とにかく、ブレスを吐き終わった後に魔物の大群を見てみれば、ほとんどの魔物達は黒焦げとなって死に絶えていた。生き残っている魔物も、最後尾にいた首魁も含めてほとんどが虫の息だ。
「す、すげぇ…。まさにドラゴンブレスじゃねえか…」
「てか、あの威力は下手なドラゴンよりも段違いで上だろ…」
「カッコイイ…。お姉様って呼びたくなる…」
「こ、これが”一等星《トップスター》”クラスの竜人のブレス…。ムカついてもこれを街中でぶっ放さない辺り、姐さん、めっちゃ優しい人だったんだな…」
いくら何でも失礼すぎやしないか?
例え横暴な者だろうとこんな威力のものを街中で理由も無く使用するものなどいないだろうに。
「お前達、私のことを何だと思っているんだ?こんなものを街中で使用してしまえば私の扱いは完全に人類の敵にされてしまうぞ。そんなことをする奴など、後先のことをまるで考えないような直情馬鹿か、傲慢が服を着て歩くような愚か者ぐらいだろう…。え?おい、まさか、いたのか?そんな大馬鹿者な竜人が」
「ええ、そのまさかです。姐さんからすりゃあ、同族のことだから信じたくねぇかもしれませんが、昔はいたんすよ。その大馬鹿野郎どもが」
「うわぁ…。流石にその事実は知りたくなかったなぁ…」
いたんだなぁ…そんな自分の力に物を言わせて他者を従わせようとする者が。やはりドラゴンと言う生き物は、傲慢な性格が普通なのだろうか?
っと、まだ生きている魔物がいるんだったな。
万が一再生でもされては面白くないから、止めを刺していくとしよう。これぐらいなら私以外の者達も対処が可能だろう。
「良し、魔物達にトドメを刺すとしよう。トト、貴方達にも十分可能な筈だ。近い魔物達から仕留めていくと良い」
「分かったっス!みんな、行くぞっ!」
「俺達も続くぞ!一番近いのは”初級”のヤツ等に残して、俺達はちっと遠めのヤツ等を仕留めていくぞ!」
判断が速いじゃないか。
この様子なら近場の魔物の生き残りは任せて良さそうだな。私は魔物の首魁の裏に回って、冒険者達と挟み撃ちをするように止めを刺していくことにしよう。

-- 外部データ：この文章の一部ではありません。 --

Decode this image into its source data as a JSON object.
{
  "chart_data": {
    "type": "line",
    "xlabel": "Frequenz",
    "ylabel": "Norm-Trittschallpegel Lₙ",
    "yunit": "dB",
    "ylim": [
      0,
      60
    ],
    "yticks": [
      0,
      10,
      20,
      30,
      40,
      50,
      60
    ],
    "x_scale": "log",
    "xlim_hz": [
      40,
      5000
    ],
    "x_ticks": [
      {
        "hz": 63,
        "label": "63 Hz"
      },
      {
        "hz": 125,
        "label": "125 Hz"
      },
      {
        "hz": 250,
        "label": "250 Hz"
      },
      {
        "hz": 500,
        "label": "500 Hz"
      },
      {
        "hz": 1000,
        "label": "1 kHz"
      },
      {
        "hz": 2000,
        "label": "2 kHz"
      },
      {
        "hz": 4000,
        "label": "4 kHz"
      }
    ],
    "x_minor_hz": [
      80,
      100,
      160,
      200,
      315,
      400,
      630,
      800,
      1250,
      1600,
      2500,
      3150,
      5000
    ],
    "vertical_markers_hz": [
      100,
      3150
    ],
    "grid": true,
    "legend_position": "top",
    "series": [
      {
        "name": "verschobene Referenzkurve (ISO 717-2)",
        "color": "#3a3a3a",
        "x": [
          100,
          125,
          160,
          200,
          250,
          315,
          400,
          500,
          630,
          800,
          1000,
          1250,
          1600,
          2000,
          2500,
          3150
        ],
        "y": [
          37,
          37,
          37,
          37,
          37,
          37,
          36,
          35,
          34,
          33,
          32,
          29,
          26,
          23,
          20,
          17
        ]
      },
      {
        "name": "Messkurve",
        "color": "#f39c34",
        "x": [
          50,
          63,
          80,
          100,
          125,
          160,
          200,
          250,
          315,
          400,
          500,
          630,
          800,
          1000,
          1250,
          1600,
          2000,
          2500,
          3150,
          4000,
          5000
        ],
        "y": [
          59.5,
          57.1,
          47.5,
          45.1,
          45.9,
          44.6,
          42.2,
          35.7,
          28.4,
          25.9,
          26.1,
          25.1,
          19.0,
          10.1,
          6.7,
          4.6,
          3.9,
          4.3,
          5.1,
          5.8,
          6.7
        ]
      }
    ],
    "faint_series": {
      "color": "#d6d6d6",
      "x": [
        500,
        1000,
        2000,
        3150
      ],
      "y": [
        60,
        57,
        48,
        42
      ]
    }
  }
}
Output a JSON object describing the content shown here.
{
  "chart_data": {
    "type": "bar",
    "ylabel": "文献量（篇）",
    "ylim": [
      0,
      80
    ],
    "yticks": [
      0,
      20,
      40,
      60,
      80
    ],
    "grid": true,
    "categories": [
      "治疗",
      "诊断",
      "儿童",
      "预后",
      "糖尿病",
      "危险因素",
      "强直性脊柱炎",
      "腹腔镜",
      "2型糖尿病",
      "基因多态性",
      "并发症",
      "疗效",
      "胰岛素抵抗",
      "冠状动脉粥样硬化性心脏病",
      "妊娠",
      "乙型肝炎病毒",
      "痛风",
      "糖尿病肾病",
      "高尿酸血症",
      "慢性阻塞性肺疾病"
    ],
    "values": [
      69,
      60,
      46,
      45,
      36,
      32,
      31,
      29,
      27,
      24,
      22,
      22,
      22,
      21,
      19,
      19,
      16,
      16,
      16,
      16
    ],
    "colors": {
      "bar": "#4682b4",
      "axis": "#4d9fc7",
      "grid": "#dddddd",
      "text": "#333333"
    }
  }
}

魔物の群れの裏側に回ってみれば、やはり魔物の首魁も重傷といえるダメージを受けていた。背後に回った私を見る目はとても恨めしい表情をしていた。
だが、容赦も慈悲もしない。尻尾から発生させた『成形』で成形した魔力の剣で残りの魔物達を切り裂いて行った。
それから10分足らずでエリィに宣言した通り、魔物の大群を全滅させた!
さあ、後は街へと帰るだけだ!
といっても、人数が人数だ。ゆっくりと帰るとしようか。